In the loss, the Cubs got four hits off of Pirates starter Chris Archer, but he struck out nine and squashed any remote scoring opportunity almost as quickly as it arose. Whether or not the lineup is pressing, they struggled to put together good at bats against Archer.
"This has been going on for a bit — our offense has been very inconsistent. I mean, Archy was good, but we just got to fight through that, especially this time of the year," Maddon said.
Leadoff man Daniel Murphy started the game with a promising single for the Cubs, but the rest of the lineup couldn't turn that into a go-ahead run. The Pirates followed up with a three-run homer in the second inning, setting the Cubs up to chase for the rest of the night.
"Our concept of scoring first is going to be pretty important," Maddon said of the next five games. "We have to grab the lead and hold on to it."
But, like Montgomery, Murphy saw some positive takeaway from Tuesday's loss.
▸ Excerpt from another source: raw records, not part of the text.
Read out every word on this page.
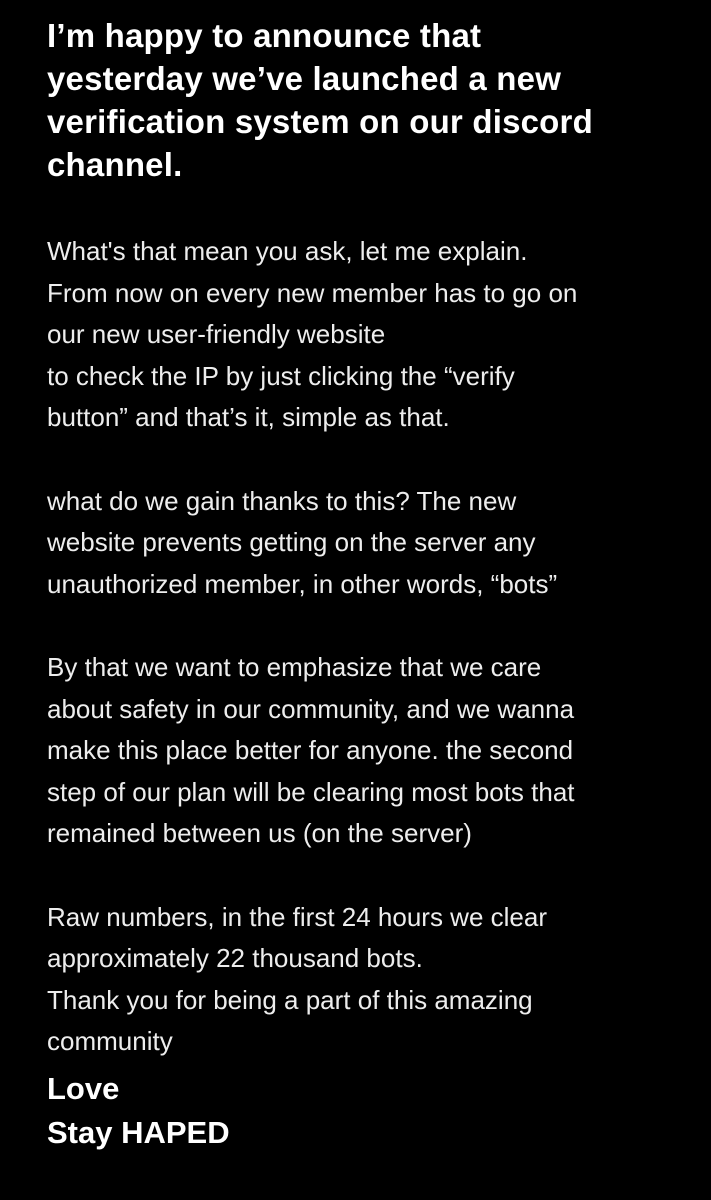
I’m happy to announce that
yesterday we’ve launched a new
verification system on our discord
channel.

What's that mean you ask, let me explain.
From now on every new member has to go on
our new user-friendly website
to check the IP by just clicking the “verify
button” and that’s it, simple as that.

what do we gain thanks to this? The new
website prevents getting on the server any
unauthorized member, in other words, “bots”

By that we want to emphasize that we care
about safety in our community, and we wanna
make this place better for anyone. the second
step of our plan will be clearing most bots that
remained between us (on the server)

Raw numbers, in the first 24 hours we clear
approximately 22 thousand bots.
Thank you for being a part of this amazing
community

Love

Stay HAPED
"I think that what this club has done a really good job of is kinda washing off a poor performance, which is unfortunately what we've had the last two nights," Murphy said. "We'll go home, we'll sleep up, see our families, and see if we can come in here tomorrow and play a little bit better."
The pressure of a very close division race that is coming down to the final days is real, and Montgomery said that it creates the win-or-go-home playoff atmosphere in these last games. That's a challenge he and his teammates are up for.
"We’ve grinded out this whole year. We have a lot of good players, a lot of guys who have been through a lot of different things," Montgomery said.
He knows a bit about that, having pitched the final out of the 2016 World Series. The core of the group that won that championship is largely still intact, but the success of the postseason two years ago feels further away in history when the picture to win the division is looking increasingly bleak.
Unless the Brewers slow down, the Cubs are in a position where they have to nearly win out to keep from losing their hold on the NL Central. That said, they are a virtual lock for a postseason spot no matter what, thanks to the wild card.
Not really a desirable outcome for a 90+ win team, but a loss for the Cardinals and a win for the Rockies on Tuesday put the Cubs' magic number to at least get in to the postseason down to one.
But that's not the outcome the team is expecting, and certainly not the one they're shooting for. Montgomery said that losing both the pitching and the hitting battle to the Pirates Tuesday is a little fuel for the Cubs.
"Take it like every game matters from this point on," Montgomery said of the team's mindset for the next five days. "Our guys are equipped for that, and mentally this gives us a chance to really come together as a group and go out there and perform our best baseball."